Melalui perbincangan dengan Matamata.com (Suarajogja.id), Devy Ferdianto selaku Founder, Managing Director, sekaligus Master Printer--julukan bagi seniman yang terjun ke dunia seni cetak grafis--menuturkan bahwa keterlibatan DEVFTO dalam ARTJOG 2025 adalah sebuah kehormatan.
Tujuan keterlibatannya tidak utopis melainkan visioner, didasari pada minimnya apresiasi yang diberikan terhadap seni grafis dan seniman yang mengarungi dunia tersebut.
Secara sederhana, DEVFTO ingin melakukan aktivitas promosi dan tentu saja, kita tidak bisa menampik ARTJOG adalah wadah yang tepat untuk menjaga kobaran api semangat mereka, baik untuk tetap merasa hangat maupun memberi kehangatan kepada yang lain.
"Melalui kegiatan ARTJOG (2025) ini, kita bisa melakukan promosi terkait perkembangan seni cetak grafis (di Indonesia) agar semakin banyak yang mengapresiasi dan mendalami," tutur Devy kepada Matamata.com, Kamis, 28 Agustus 2025.
Sebagaimana mereka yang lain yang mengarungi dunia seni bahkan mendalami, keresahan itu selalu ada.
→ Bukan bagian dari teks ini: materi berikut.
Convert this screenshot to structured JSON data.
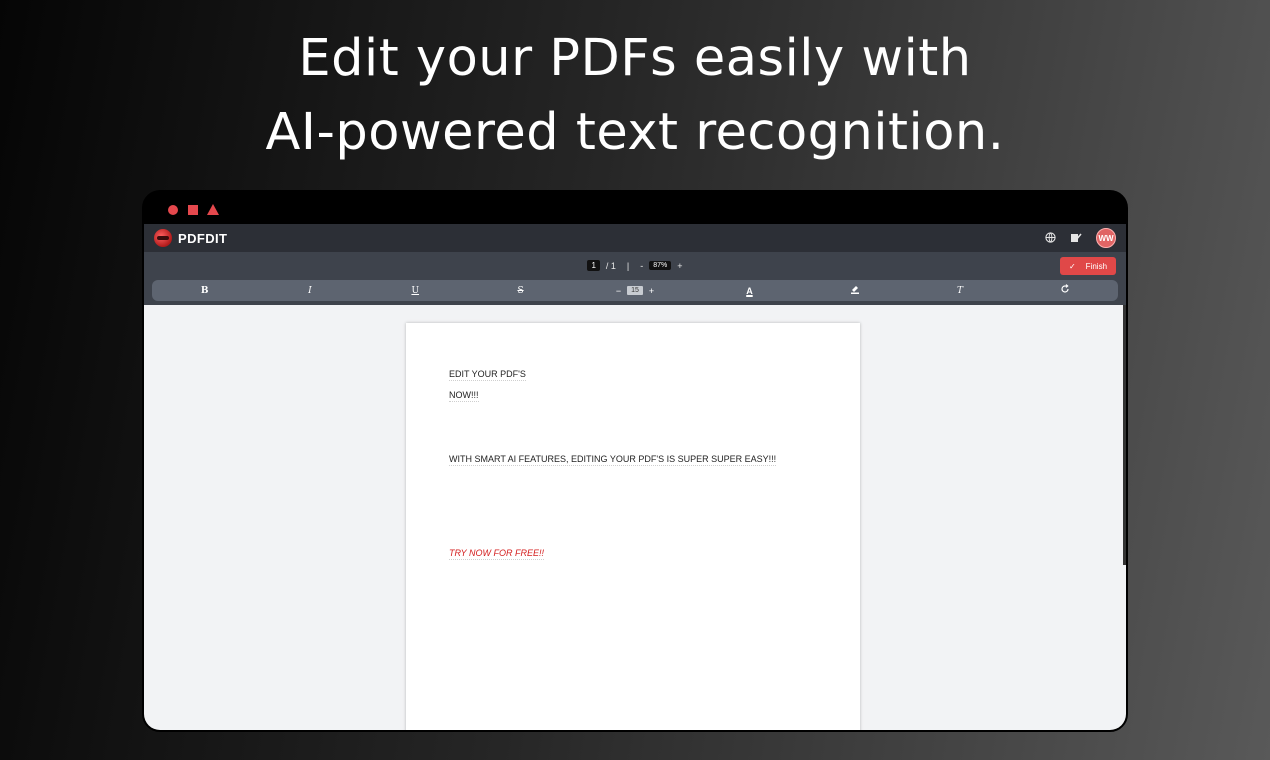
{
  "headline": {
    "line1": "Edit your PDFs easily with",
    "line2": "AI-powered text recognition."
  },
  "app": {
    "brand": "PDFDIT",
    "avatar_initials": "WW",
    "colors": {
      "accent": "#e04848",
      "appbar": "#2c2f36",
      "toolbar": "#3e434c",
      "formatbar": "#5d6470"
    },
    "icons": {
      "globe": "globe-icon",
      "signature": "signature-icon"
    }
  },
  "pager": {
    "current_page": "1",
    "total": "/ 1",
    "divider": "|",
    "zoom_out": "-",
    "zoom": "87%",
    "zoom_in": "+"
  },
  "finish_button": {
    "icon": "✓",
    "label": "Finish"
  },
  "format": {
    "bold": "B",
    "italic": "I",
    "underline": "U",
    "strike": "S",
    "size_minus": "−",
    "font_size": "15",
    "size_plus": "+",
    "text_color": "A",
    "highlight": "highlight-icon",
    "clear_format": "T",
    "rotate": "rotate-icon"
  },
  "document": {
    "lines": [
      {
        "text": "EDIT YOUR PDF'S"
      },
      {
        "text": "NOW!!!"
      },
      {
        "text": "WITH SMART AI FEATURES, EDITING YOUR PDF'S IS SUPER SUPER EASY!!!"
      },
      {
        "text": "TRY NOW FOR FREE!!",
        "color": "#d42020"
      }
    ]
  }
}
Barangkali satu hal yang menghidupkan seniman di luar hal-hal yang lain adalah keresahan itu sendiri
Bagi DEVFTO, keresahan atas masa depan seni cetak grafis tidak terelakkan.
Bagaimana bila tak ada lagi yang mendalami?
Bagaimana bila tidak ada lagi yang mengapresiasi?
Akankah seni cetak grafis tetap bisa dihidupi?
Sebab seni, terutama sebagai suatu amalan, harus dihidupi agar tetap bertahan hidup.
Pertanyaan-pertanyaan yang kami lemparkan memang tidak secara gamblang mempertanyakan soal kepastian. Namun jawaban dari setiap pertanyaan, mengarahkan kami kepada kesadaran bahwa DEVFTO tengah menata masa depan, yaitu masa depan seni cetak grafis di tanah air.
Ada tiga poin yang kami pelajari dari DEVFTO tentang menata masa depan seni grafis, yang tidak bisa dipisahkan dari tiga unsur, yaitu (1) seniman, (2) non seniman, dan (3) kolektor.
Baca Juga: 7 Jam Berekspresi Tanpa Jeda, Reza Rahadian Eksplorasi Kejujuran Tubuh di ArtJog 2025
1. Fokus pada Proses, Bukan Gaya Visual
Bagi para seniman grafis, seni grafis adalah sumber kehidupan, baik untuk menghidupi jiwa maupun tubuh mereka. Hasil adalah tujuan, namun proses adalah yang paling berkesan.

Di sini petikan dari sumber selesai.